When they come back you can expect the following. They are tired. They need a new holiday. It wasn’t what they expected. The food wasn’t that good or it was hard to find good food. Some complaint about the locals. They almost never interact with the locals. Again and again they manage to go to a country without showing ANY KIND OF INTEREST in the people who live in that country. They claim to go there for the nature, the food and the culture. But not culture involving people… So I guess by culture they mean taking a picture with an iconic building in the background. They could have this experience in a studio in their hometown on a street with lots of restaurants. Throw in some bacteria in the drinking water so they can get the runs, and they could basically stay home and save a lot of money. Ah, money. BEFORE the trip money isn’t mentioned. AFTER the trip they tell me how much it cost. Why? Because their system has registered this: the cost wasn’t worth it. BEFORE the trip there is all the excitement and anticipation, so then the money spent on the trip still feels totally worth it.

If they have kids they will talk a little about that, but not that much. They will of course also complain about work. I isolate Plan for money, Fitness goals and Holidays because they all share one thing: delusion, escape from reality, a strange unwavering trust in the capabilities of their future self and inevitable dissapointment that NEVER changes them. The loop almost never breaks. New weight loss plans emerge, new flight tickets get booked and the brain never really stops thinking about how to secure more money.

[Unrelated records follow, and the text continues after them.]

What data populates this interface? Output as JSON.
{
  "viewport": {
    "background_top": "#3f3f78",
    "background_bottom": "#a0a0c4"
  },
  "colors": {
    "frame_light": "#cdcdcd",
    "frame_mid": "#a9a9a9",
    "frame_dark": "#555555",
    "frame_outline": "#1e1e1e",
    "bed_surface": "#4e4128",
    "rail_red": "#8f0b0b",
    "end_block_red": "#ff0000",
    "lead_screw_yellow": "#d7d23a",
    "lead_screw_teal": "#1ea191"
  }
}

These people are anxious, not really seen by the people around them or even by themselves, can’t seem to focus on anything for long unless forced by their job, can’t seem to hold on to money even though they make more than enough, do not remember their past plans and past experiences. Almost nothing matters to them, their friends and colleagues kind of have the same lives and same goals, as if they copy each other’s life style, they all think life is about COMFORT and what they can TAKE from life and the world, not what they can GIVE to the world (the idea that they could be giving is ridiculous and stupid to them) and meaning is reduced to something like ‘my family’. Which often means they show up for their family members, but with no long term plans. Families don’t have any clear strategy about how to be a family. They just show up for birthdays, funerals, weddings and will probably visit hospitalized family members. They might even travel with them or occassionally commit to going to the gym three times a week with a cousin or their brother in law. Which they then do twice and never mentioned again.

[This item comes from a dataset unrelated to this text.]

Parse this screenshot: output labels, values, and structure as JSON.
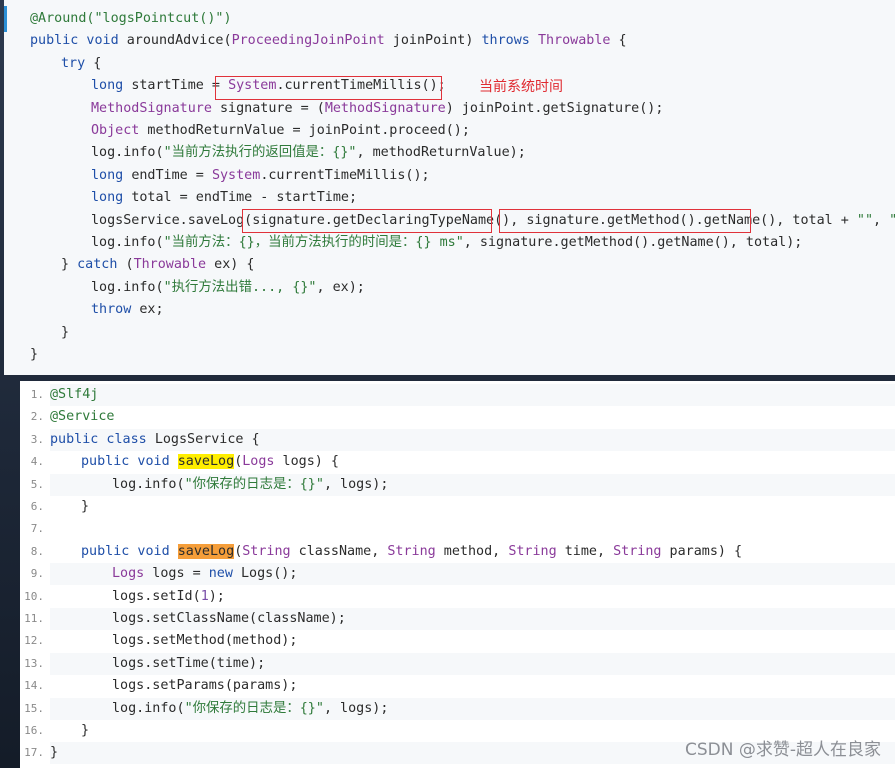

Do these people have a chance to break out of these patterns? No, because they can get comfort easily, apart from employers there is no real authority in their lives, on social media they gobble up whatever is deemed ‘the good life’, they are worn down by their jobs that drain them, friendships that are escapes, but not soul nurturing or character building, and their parents never gave them a real passion for anything. Most people are lucky if they had parents that put food on the table and clothes on their backs and didn’t terrorize them too much. So they see beach bodies on Instagram, holidays and wealth. They want all that too, but they can’t commit to anything long enough to find real fulfilment. Instead of intimately getting to know ONE country and build a real connection with it, they fly twice or even three times  a year to some poster destination they take in visually, and almost only visually. Instead of achieving mastery in one domain to create so much value for other people that they do become rich, they are stuck dreaming or fighting for pay raises that change little in the end. Instead of redesigning their lives so more movement and less calories become part of their identity they chase novelty strategies and quick fixes which NEVER pay off longterm.

And so this crazy cycle continues. They swing between whipping themselves with self-discipline fantasies and treating themselves to endless streams of small dopamine hits.

In the process they become dreadfully boring and hollow people who run life as a project where you have to acquire money, fly to places and have to bugger yourself constantly about how to lose weight.

Is it any wonder then that the world today feels so lifeless?